"Attorney argument" fails in Ex parte Wang
In Ex Parte Wang, the BPAI gets "in step" with the "new" patent law:
Following this Amendment, the Examiner rejected claims 1-5 under 35 U.S.C. § 112, ¶ 1 (now 35 U.S.C. § 112(a)). The Examiner found that the newly added language constituted new matter because it lacks written description support in the ’421 application as originally filed.
The applicant did not fare well:
However, Appellant’s assertion regarding what is common knowledge to a person of ordinary skill in the art is not supported by anything other than attorney argument. Furthermore, this argument is inconsistent with arguments made later in the Appeal Brief, where Appellant argues that a person of ordinary skill in the art would think that the thin-strip vias would not have disappeared automatically. App. Br. 8.
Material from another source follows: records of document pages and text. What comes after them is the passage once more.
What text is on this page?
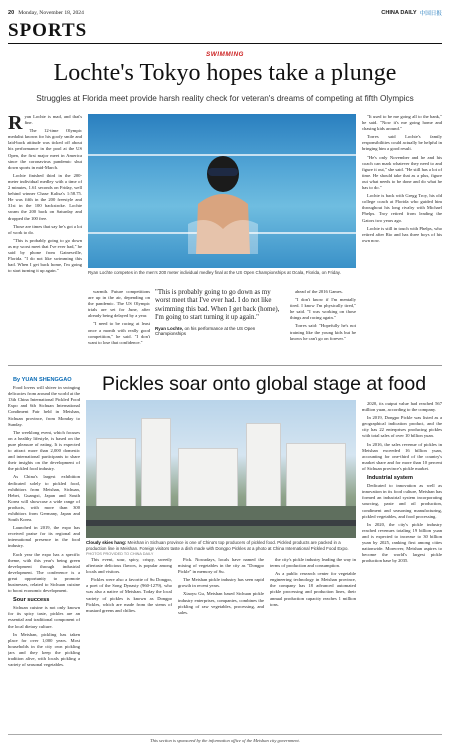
20 Monday, November 18, 2024	CHINA DAILY 中国日报
SPORTS
SWIMMING
Lochte's Tokyo hopes take a plunge
Struggles at Florida meet provide harsh reality check for veteran's dreams of competing at fifth Olympics

Ryan Lochte is mad, and that's fine.

The 12-time Olympic medalist known for his goofy smile and laid-back attitude was ticked off about his performance in the pool at the US Open, the first major meet in America since the coronavirus pandemic shut down sports in mid-March.

Lochte finished third in the 200-meter individual medley with a time of 2 minutes, 1.61 seconds on Friday, well behind winner Chase Kalisz's 1:58.75. He was fifth in the 200 freestyle and 31st in the 100 backstroke. Lochte swam the 200 back on Saturday and dropped the 100 free.

Those are times that say he's got a lot of work to do.

"This is probably going to go down as my worst meet that I've ever had," he said by phone from Gainesville, Florida. "I do not like swimming this bad. When I get back home, I'm going to start turning it up again."	Ryan Lochte competes in the men's 200 meter individual medley final at the US Open Championships at Ocala, Florida, on Friday.

warmth. Future competitions are up in the air, depending on the pandemic. The US Olympic trials are set for June, after already being delayed by a year.

"I need to be racing at least once a month with really good competition," he said. "I don't want to lose that confidence."

"This is probably going to go down as my worst meet that I've ever had. I do not like swimming this bad. When I get back (home), I'm going to start turning it up again."
Ryan Lochte, on his performance at the US Open Championships

ahead of the 2016 Games.

"I don't know if I'm mentally tired. I know I'm physically tired," he said. "I was working on those things and racing again."

Torres said: "Hopefully he's not training like the young kids but he knows he can't go on forever."

"It used to be me going all to the bank," he said. "Now it's me going home and chasing kids around."

Torres said Lochte's family responsibilities could actually be helpful in bringing him a good result.

"He's only November and he and his coach can mark whatever they need to and figure it out," she said. "He still has a lot of time. He should take that as a plus, figure out what needs to be done and do what he has to do."

Lochte is back with Gregg Troy, his old college coach at Florida who guided him throughout his long rivalry with Michael Phelps. Troy retired from leading the Gators two years ago.

Lochte is still in touch with Phelps, who retired after Rio and has three boys of his own now.

Pickles soar onto global stage at food

By YUAN SHENGGAO

Food lovers will shiver in swinging delicacies from around the world at the 13th China International Pickled Food Expo and 6th Sichuan International Condiment Fair held in Meishan, Sichuan province, from Monday to Sunday.

The weeklong event, which focuses on a healthy lifestyle, is based on the pure pleasure of eating. It is expected to attract more than 2,000 domestic and international participants to share their insights on the development of the pickled food industry.

As China's largest exhibition dedicated solely to pickled food, exhibitors from Meishan, Sichuan, Hebei, Guangxi, Japan and South Korea will showcase a wide range of products, with more than 300 exhibitors from Germany, Japan and South Korea.

Launched in 2019, the expo has received praise for its regional and international presence in the food industry.

Each year the expo has a specific theme, with this year's being green development through industrial development. The conference is a great opportunity to promote businesses, related to Sichuan cuisine to boost economic development.

Sour success

Sichuan cuisine is not only known for its spicy taste, pickles are an essential and traditional component of the local dietary culture.

In Meishan, pickling has taken place for over 1,000 years. Most households in the city own pickling jars and they keep the pickling tradition alive, with locals pickling a variety of seasonal vegetables.

Cloudy skies hang: Meishan in Sichuan province is one of China's top producers of pickled food. Pickled products are packed in a production line in Meishan. Foreign visitors taste a dish made with Dongpo Pickles at a photo at China International Pickled Food Expo. PHOTOS PROVIDED TO CHINA DAILY

This event, sour, spicy, crispy, sweetly aftertaste delicious flavors, is popular among locals and visitors.

Pickles were also a favorite of Su Dongpo, a poet of the Song Dynasty (960-1279), who was also a native of Meishan. Today the local variety of pickles is known as Dongpo Pickles, which are made from the stems of mustard greens and chilies.

Pick. Nowadays, locals have named the mixing of vegetables in the city as "Dongpo Pickle" in memory of Su.

The Meishan pickle industry has seen rapid growth in recent years.

Xiaoyu Gu, Meishan based Sichuan pickle industry enterprises, companies, combines the pickling of raw vegetables, processing, and sales.

the city's pickle industry leading the way in terms of production and consumption.

As a public research center for vegetable engineering technology in Meishan province, the company has 18 advanced automated pickle processing and production lines, their annual production capacity reaches 1 million tons.

2020, its output value had reached 567 million yuan, according to the company.

In 2019, Dongpo Pickle was listed as a geographical indication product, and the city has 22 enterprises producing pickles with total sales of over 10 billion yuan.

In 2016, the sales revenue of pickles in Meishan exceeded 16 billion yuan, accounting for one-third of the country's market share and for more than 10 percent of Sichuan province's pickle market.

Industrial system

Dedicated to innovation as well as innovation in its food culture, Meishan has formed an industrial system incorporating sourcing, paste and oil production, condiment and seasoning manufacturing, pickled vegetables, and food processing.

In 2020, the city's pickle industry reached revenues totaling 19 billion yuan and is expected to increase to 30 billion yuan by 2025, ranking first among cities nationwide. Moreover, Meishan aspires to become the world's largest pickle production base by 2035.

This section is sponsored by the information office of the Meishan city government.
As to obviousness, the applicant won:
Appellant asserts that the Examiner’s rejection should be reversed for at least three reasons: (1) lack of a motivation to combine the teachings of Heath and Higuchi, (2) lack of a reasonable expectation of success that the device created by following the combined teachings of Heath and Higuchi would work for its intended purpose, and (3) the combination of Heath and Higuchi do not teach or suggest all of claim 1’s limitations. App. Br. 9. This appeal may be resolved by on the basis of the last of these arguments.